Biography: Junjie Zhuo received Ph D. degree in Biomedical Engineering from University of Electronic Science and Technology of China in 2016. He is currently an associate professor at the School of Biomedical Engineering, Hainan University (HU). Before joining HU, he was a postdoctoral scholar with the Institute of Automation, Chinese Academy of Sciences from 2016 to 2020, and a postdoctoral scholar with the Queensland Brain Institute, Queensland University from 2017 to 2020 (International Postdoctoral Exchange Fellowship Program). His research interests include: medical image processing, neuroimaging analysis, brain atlas, medial temporal lobe, and alzheimer’s disease. He has published 5+ papers in prestigious journals like Journal of Neuroscience, Cerebral Cortex, and Neuroimaging. He has presided the project of National Nature Science Foundation of China (NSFC).
Title: Reconstruction of brain-wide connectivity network at single neuron resolution
Speaker: Anan Li
Abstract: The brain is the most complex and significant organ, but little is known about brain function mechanisms yet. Despite the great efforts made by neuroscientists, our knowledge of the brain is still insufficient at the single neuron level. Micro-Optical Sectioning Tomography (MOST) has been developed to capture the characteristics of neurons across the entire mouse brain to meet this need. The huge amount of data collected during these brain-wide and single-neuron level studies has introduced challenges not seen in other fields. Among them, the key technologies of big data computing, image information extraction, and spatial positioning are particularly focused. This presentation will introduce how to build a complete data processing pipeline to achieve accurate, high-throughput, and automated computing based on MOST/fMOST mouse brain datasets.
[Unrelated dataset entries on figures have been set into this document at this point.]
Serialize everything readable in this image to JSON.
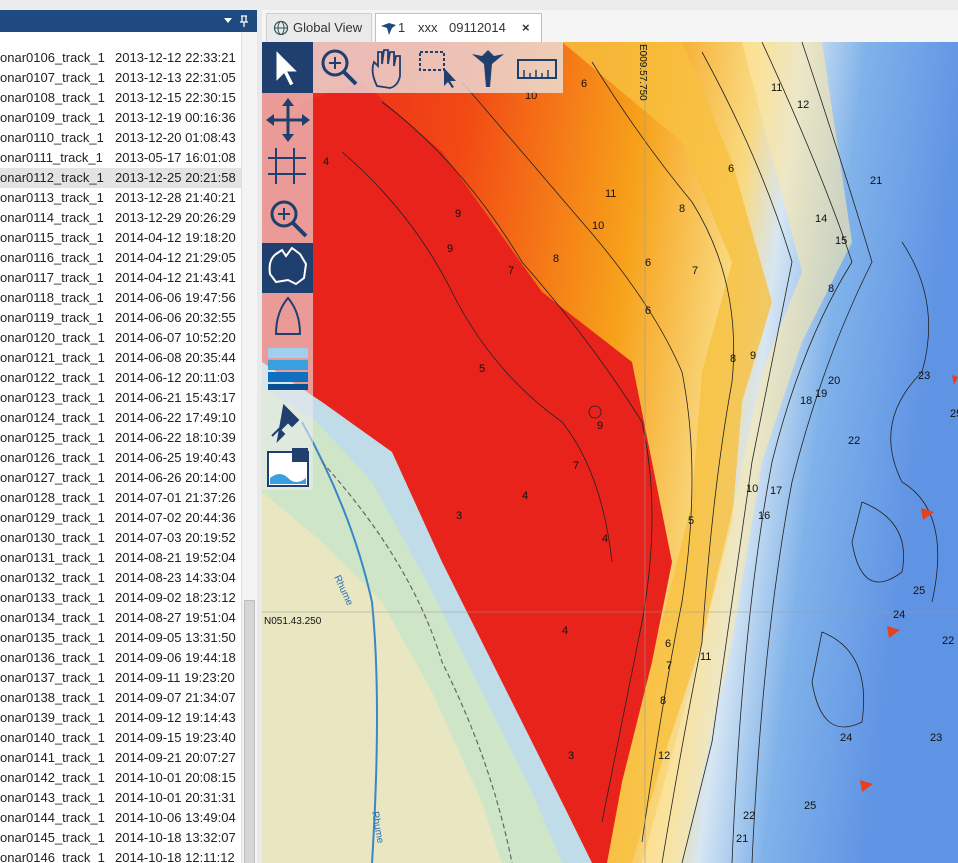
{
  "tabs": [
    {
      "label": "Global View"
    },
    {
      "number": "1",
      "name": "xxx",
      "date": "09112014",
      "close": "×"
    }
  ],
  "tracks": [
    {
      "name": "onar0106_track_1",
      "date": "2013-12-12 22:33:21"
    },
    {
      "name": "onar0107_track_1",
      "date": "2013-12-13 22:31:05"
    },
    {
      "name": "onar0108_track_1",
      "date": "2013-12-15 22:30:15"
    },
    {
      "name": "onar0109_track_1",
      "date": "2013-12-19 00:16:36"
    },
    {
      "name": "onar0110_track_1",
      "date": "2013-12-20 01:08:43"
    },
    {
      "name": "onar0111_track_1",
      "date": "2013-05-17 16:01:08"
    },
    {
      "name": "onar0112_track_1",
      "date": "2013-12-25 20:21:58"
    },
    {
      "name": "onar0113_track_1",
      "date": "2013-12-28 21:40:21"
    },
    {
      "name": "onar0114_track_1",
      "date": "2013-12-29 20:26:29"
    },
    {
      "name": "onar0115_track_1",
      "date": "2014-04-12 19:18:20"
    },
    {
      "name": "onar0116_track_1",
      "date": "2014-04-12 21:29:05"
    },
    {
      "name": "onar0117_track_1",
      "date": "2014-04-12 21:43:41"
    },
    {
      "name": "onar0118_track_1",
      "date": "2014-06-06 19:47:56"
    },
    {
      "name": "onar0119_track_1",
      "date": "2014-06-06 20:32:55"
    },
    {
      "name": "onar0120_track_1",
      "date": "2014-06-07 10:52:20"
    },
    {
      "name": "onar0121_track_1",
      "date": "2014-06-08 20:35:44"
    },
    {
      "name": "onar0122_track_1",
      "date": "2014-06-12 20:11:03"
    },
    {
      "name": "onar0123_track_1",
      "date": "2014-06-21 15:43:17"
    },
    {
      "name": "onar0124_track_1",
      "date": "2014-06-22 17:49:10"
    },
    {
      "name": "onar0125_track_1",
      "date": "2014-06-22 18:10:39"
    },
    {
      "name": "onar0126_track_1",
      "date": "2014-06-25 19:40:43"
    },
    {
      "name": "onar0127_track_1",
      "date": "2014-06-26 20:14:00"
    },
    {
      "name": "onar0128_track_1",
      "date": "2014-07-01 21:37:26"
    },
    {
      "name": "onar0129_track_1",
      "date": "2014-07-02 20:44:36"
    },
    {
      "name": "onar0130_track_1",
      "date": "2014-07-03 20:19:52"
    },
    {
      "name": "onar0131_track_1",
      "date": "2014-08-21 19:52:04"
    },
    {
      "name": "onar0132_track_1",
      "date": "2014-08-23 14:33:04"
    },
    {
      "name": "onar0133_track_1",
      "date": "2014-09-02 18:23:12"
    },
    {
      "name": "onar0134_track_1",
      "date": "2014-08-27 19:51:04"
    },
    {
      "name": "onar0135_track_1",
      "date": "2014-09-05 13:31:50"
    },
    {
      "name": "onar0136_track_1",
      "date": "2014-09-06 19:44:18"
    },
    {
      "name": "onar0137_track_1",
      "date": "2014-09-11 19:23:20"
    },
    {
      "name": "onar0138_track_1",
      "date": "2014-09-07 21:34:07"
    },
    {
      "name": "onar0139_track_1",
      "date": "2014-09-12 19:14:43"
    },
    {
      "name": "onar0140_track_1",
      "date": "2014-09-15 19:23:40"
    },
    {
      "name": "onar0141_track_1",
      "date": "2014-09-21 20:07:27"
    },
    {
      "name": "onar0142_track_1",
      "date": "2014-10-01 20:08:15"
    },
    {
      "name": "onar0143_track_1",
      "date": "2014-10-01 20:31:31"
    },
    {
      "name": "onar0144_track_1",
      "date": "2014-10-06 13:49:04"
    },
    {
      "name": "onar0145_track_1",
      "date": "2014-10-18 13:32:07"
    },
    {
      "name": "onar0146_track_1",
      "date": "2014-10-18 12:11:12"
    }
  ],
  "map": {
    "longitude": "E009.57.750",
    "latitude": "N051.43.250",
    "rivers": [
      "Rhume",
      "Rhume"
    ],
    "contour_labels": [
      "6",
      "10",
      "11",
      "12",
      "4",
      "11",
      "10",
      "9",
      "9",
      "8",
      "7",
      "8",
      "6",
      "6",
      "7",
      "6",
      "14",
      "15",
      "21",
      "8",
      "5",
      "9",
      "7",
      "4",
      "3",
      "4",
      "5",
      "8",
      "9",
      "18",
      "19",
      "20",
      "23",
      "25",
      "22",
      "17",
      "16",
      "10",
      "25",
      "24",
      "4",
      "6",
      "7",
      "11",
      "8",
      "12",
      "3",
      "24",
      "23",
      "22",
      "22",
      "21",
      "25"
    ]
  }
}
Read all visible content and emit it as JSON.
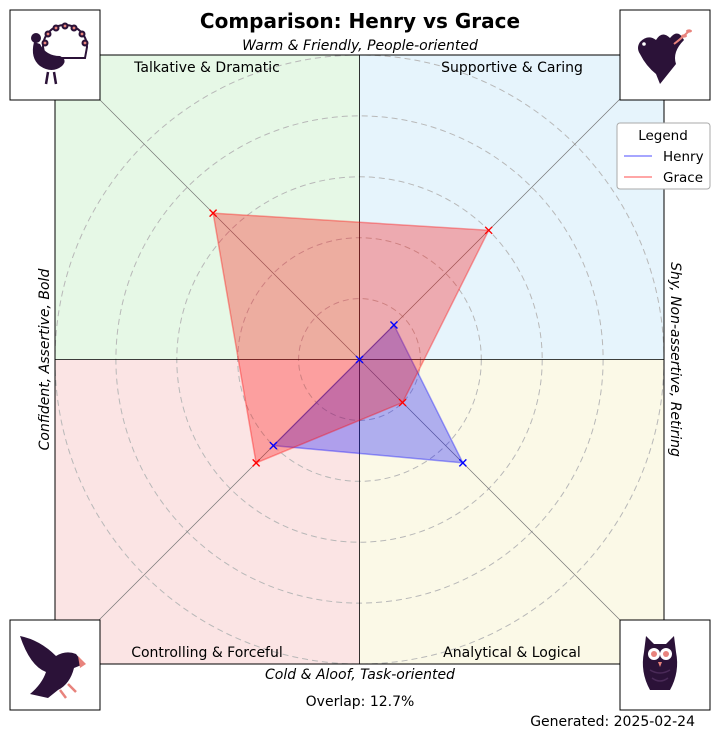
{
  "chart_data": {
    "type": "radar",
    "title": "Comparison: Henry vs Grace",
    "axis_labels": {
      "top": "Warm & Friendly, People-oriented",
      "bottom": "Cold & Aloof, Task-oriented",
      "left": "Confident, Assertive, Bold",
      "right": "Shy, Non-assertive, Retiring"
    },
    "quadrants": [
      {
        "key": "top-left",
        "label": "Talkative & Dramatic",
        "color": "#e6f8e6",
        "icon": "peacock-icon"
      },
      {
        "key": "top-right",
        "label": "Supportive & Caring",
        "color": "#e6f4fc",
        "icon": "dove-icon"
      },
      {
        "key": "bottom-left",
        "label": "Controlling & Forceful",
        "color": "#fbe4e4",
        "icon": "eagle-icon"
      },
      {
        "key": "bottom-right",
        "label": "Analytical & Logical",
        "color": "#fbf9e7",
        "icon": "owl-icon"
      }
    ],
    "axes": [
      "Talkative & Dramatic",
      "Supportive & Caring",
      "Analytical & Logical",
      "Controlling & Forceful"
    ],
    "range": [
      0,
      5
    ],
    "rings": [
      1,
      2,
      3,
      4,
      5
    ],
    "grid": true,
    "legend": {
      "title": "Legend",
      "position": "top-right"
    },
    "series": [
      {
        "name": "Henry",
        "color": "#0000ff",
        "values": [
          0.0,
          0.8,
          2.4,
          2.0
        ]
      },
      {
        "name": "Grace",
        "color": "#ff0000",
        "values": [
          3.4,
          3.0,
          1.0,
          2.4
        ]
      }
    ],
    "overlap_text": "Overlap: 12.7%",
    "generated_text": "Generated: 2025-02-24"
  }
}
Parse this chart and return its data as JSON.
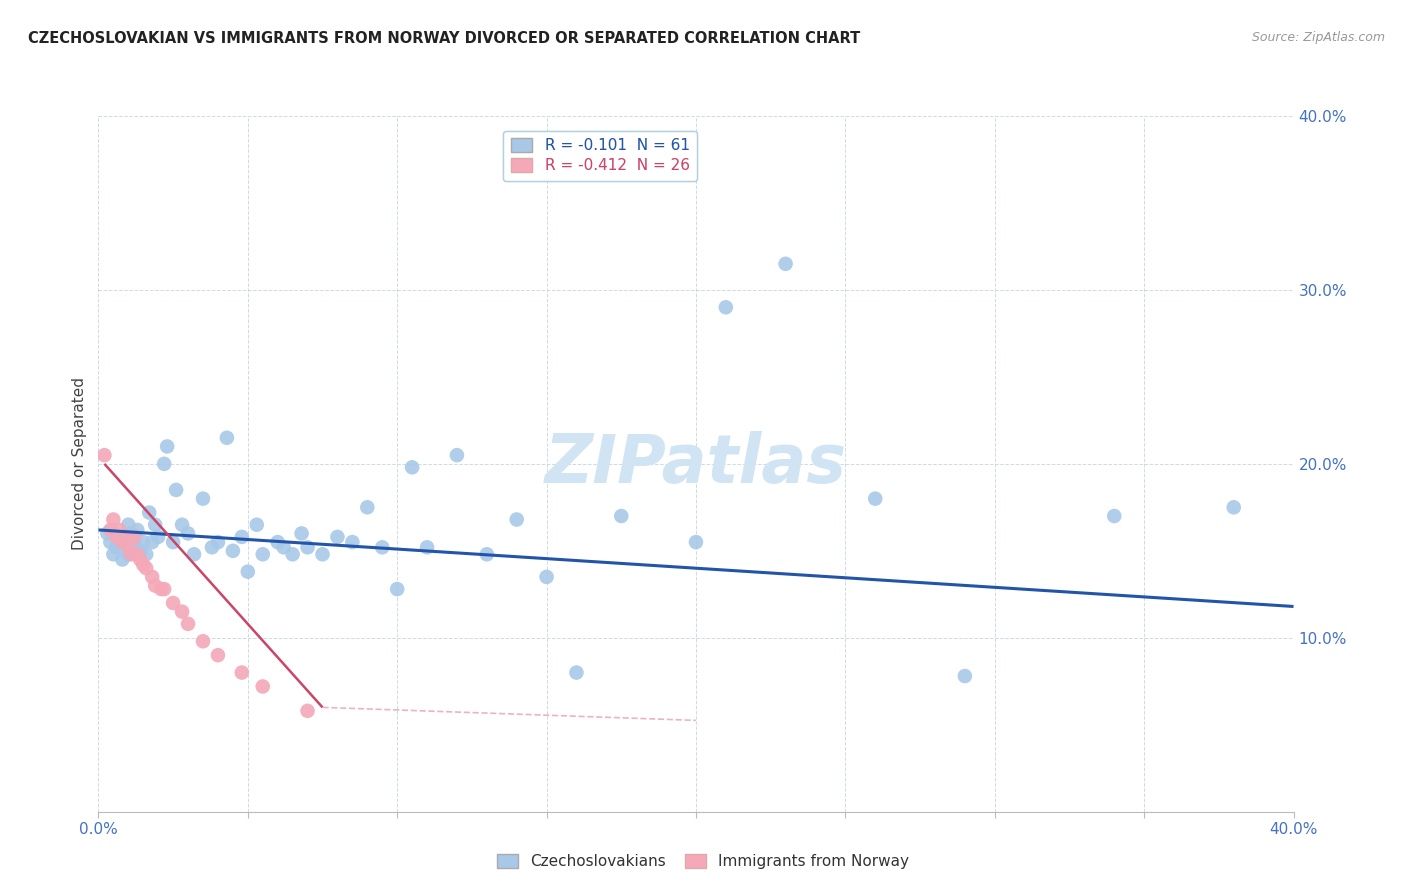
{
  "title": "CZECHOSLOVAKIAN VS IMMIGRANTS FROM NORWAY DIVORCED OR SEPARATED CORRELATION CHART",
  "source": "Source: ZipAtlas.com",
  "ylabel": "Divorced or Separated",
  "xlim": [
    0.0,
    0.4
  ],
  "ylim": [
    0.0,
    0.4
  ],
  "blue_R": "-0.101",
  "blue_N": "61",
  "pink_R": "-0.412",
  "pink_N": "26",
  "blue_color": "#a8c8e8",
  "pink_color": "#f4a8b8",
  "blue_line_color": "#2255aa",
  "pink_line_color": "#cc4466",
  "watermark_color": "#d0e4f4",
  "title_color": "#222222",
  "axis_label_color": "#4472c4",
  "blue_scatter_x": [
    0.003,
    0.004,
    0.005,
    0.006,
    0.007,
    0.008,
    0.009,
    0.01,
    0.01,
    0.011,
    0.012,
    0.013,
    0.014,
    0.015,
    0.016,
    0.017,
    0.018,
    0.019,
    0.02,
    0.022,
    0.023,
    0.025,
    0.026,
    0.028,
    0.03,
    0.032,
    0.035,
    0.038,
    0.04,
    0.043,
    0.045,
    0.048,
    0.05,
    0.053,
    0.055,
    0.06,
    0.062,
    0.065,
    0.068,
    0.07,
    0.075,
    0.08,
    0.085,
    0.09,
    0.095,
    0.1,
    0.105,
    0.11,
    0.12,
    0.13,
    0.14,
    0.15,
    0.16,
    0.175,
    0.2,
    0.21,
    0.23,
    0.26,
    0.29,
    0.34,
    0.38
  ],
  "blue_scatter_y": [
    0.16,
    0.155,
    0.148,
    0.152,
    0.155,
    0.145,
    0.158,
    0.165,
    0.148,
    0.16,
    0.155,
    0.162,
    0.15,
    0.155,
    0.148,
    0.172,
    0.155,
    0.165,
    0.158,
    0.2,
    0.21,
    0.155,
    0.185,
    0.165,
    0.16,
    0.148,
    0.18,
    0.152,
    0.155,
    0.215,
    0.15,
    0.158,
    0.138,
    0.165,
    0.148,
    0.155,
    0.152,
    0.148,
    0.16,
    0.152,
    0.148,
    0.158,
    0.155,
    0.175,
    0.152,
    0.128,
    0.198,
    0.152,
    0.205,
    0.148,
    0.168,
    0.135,
    0.08,
    0.17,
    0.155,
    0.29,
    0.315,
    0.18,
    0.078,
    0.17,
    0.175
  ],
  "pink_scatter_x": [
    0.002,
    0.004,
    0.005,
    0.006,
    0.007,
    0.008,
    0.009,
    0.01,
    0.011,
    0.012,
    0.013,
    0.014,
    0.015,
    0.016,
    0.018,
    0.019,
    0.021,
    0.022,
    0.025,
    0.028,
    0.03,
    0.035,
    0.04,
    0.048,
    0.055,
    0.07
  ],
  "pink_scatter_y": [
    0.205,
    0.162,
    0.168,
    0.158,
    0.162,
    0.155,
    0.158,
    0.152,
    0.148,
    0.158,
    0.148,
    0.145,
    0.142,
    0.14,
    0.135,
    0.13,
    0.128,
    0.128,
    0.12,
    0.115,
    0.108,
    0.098,
    0.09,
    0.08,
    0.072,
    0.058
  ],
  "blue_line_start_x": 0.0,
  "blue_line_end_x": 0.4,
  "blue_line_start_y": 0.162,
  "blue_line_end_y": 0.118,
  "pink_line_start_x": 0.002,
  "pink_line_end_x": 0.075,
  "pink_line_start_y": 0.2,
  "pink_line_end_y": 0.06
}
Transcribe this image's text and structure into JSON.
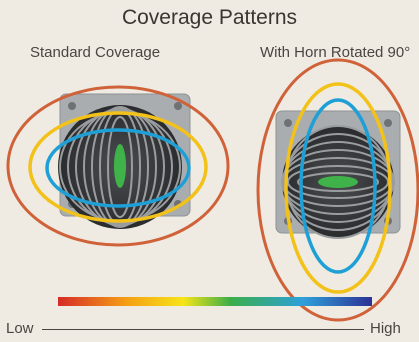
{
  "title": "Coverage Patterns",
  "panels": [
    {
      "label": "Standard Coverage"
    },
    {
      "label": "With Horn Rotated 90°"
    }
  ],
  "scale": {
    "low": "Low",
    "high": "High"
  },
  "colors": {
    "background": "#efebe2",
    "speaker_frame": "#a9adb0",
    "speaker_cone": "#3b3c3e",
    "contour_rings": "#9a9d9f",
    "red_contour": "#d0623a",
    "yellow_contour": "#f2c21a",
    "blue_contour": "#1ea0d6",
    "green_center": "#3fb34a",
    "gradient": [
      "#d62a27",
      "#f5a014",
      "#f6e418",
      "#3aae49",
      "#2ea0da",
      "#2d3194"
    ]
  }
}
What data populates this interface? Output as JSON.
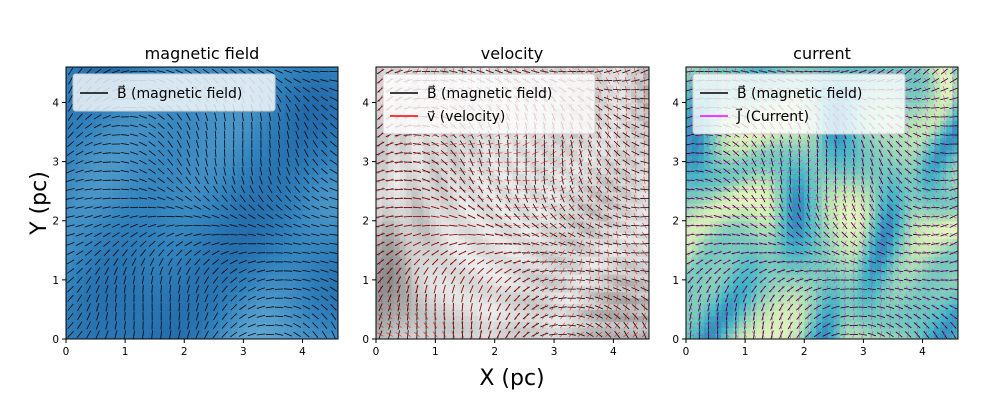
{
  "figure": {
    "xlabel": "X (pc)",
    "ylabel": "Y (pc)"
  },
  "chart_data": [
    {
      "type": "heatmap",
      "title": "magnetic field",
      "xlim": [
        0,
        4.6
      ],
      "ylim": [
        0,
        4.6
      ],
      "xticks": [
        0,
        1,
        2,
        3,
        4
      ],
      "yticks": [
        0,
        1,
        2,
        3,
        4
      ],
      "colormap": "blues",
      "vector_fields": [
        "B"
      ],
      "legend": {
        "location": "upper-left",
        "entries": [
          {
            "label": "B⃗ (magnetic field)",
            "color": "#000000"
          }
        ]
      }
    },
    {
      "type": "heatmap",
      "title": "velocity",
      "xlim": [
        0,
        4.6
      ],
      "ylim": [
        0,
        4.6
      ],
      "xticks": [
        0,
        1,
        2,
        3,
        4
      ],
      "yticks": [
        0,
        1,
        2,
        3,
        4
      ],
      "colormap": "greys",
      "vector_fields": [
        "B",
        "v"
      ],
      "legend": {
        "location": "upper-left",
        "entries": [
          {
            "label": "B⃗ (magnetic field)",
            "color": "#000000"
          },
          {
            "label": "v⃗ (velocity)",
            "color": "#ff0000"
          }
        ]
      }
    },
    {
      "type": "heatmap",
      "title": "current",
      "xlim": [
        0,
        4.6
      ],
      "ylim": [
        0,
        4.6
      ],
      "xticks": [
        0,
        1,
        2,
        3,
        4
      ],
      "yticks": [
        0,
        1,
        2,
        3,
        4
      ],
      "colormap": "yellow-green-blue",
      "vector_fields": [
        "B",
        "J"
      ],
      "legend": {
        "location": "upper-left",
        "entries": [
          {
            "label": "B⃗ (magnetic field)",
            "color": "#000000"
          },
          {
            "label": "J⃗ (Current)",
            "color": "#ff00ff"
          }
        ]
      }
    }
  ]
}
Biography: Anan Li received his B.E. degree and Ph.D. degree in biomedical engineering from HUST in 2005 and 2011. Currently, Li is a professor of biomedical engineering at Wuhan National Laboratory for Optoelectronics (WNLO). He is conducting research activities in processing, analysis, and visualization of the TB-sized neural images collected by the Micro-Optical Sectioning Tomography (MOST). He has published more than 100 research papers in journals, such as Science, Nature Methods, Neuron, Neuroinformatics. He has received the following honors in China: second-place prize in State Technological Invention Award, National Excellent 100 Doctoral Dissertation, first-place prize in Hubei Provincial Award for Science and Technology Progress. He received funding from the NSFC for the Excellent Young Scientists Fund in 2021.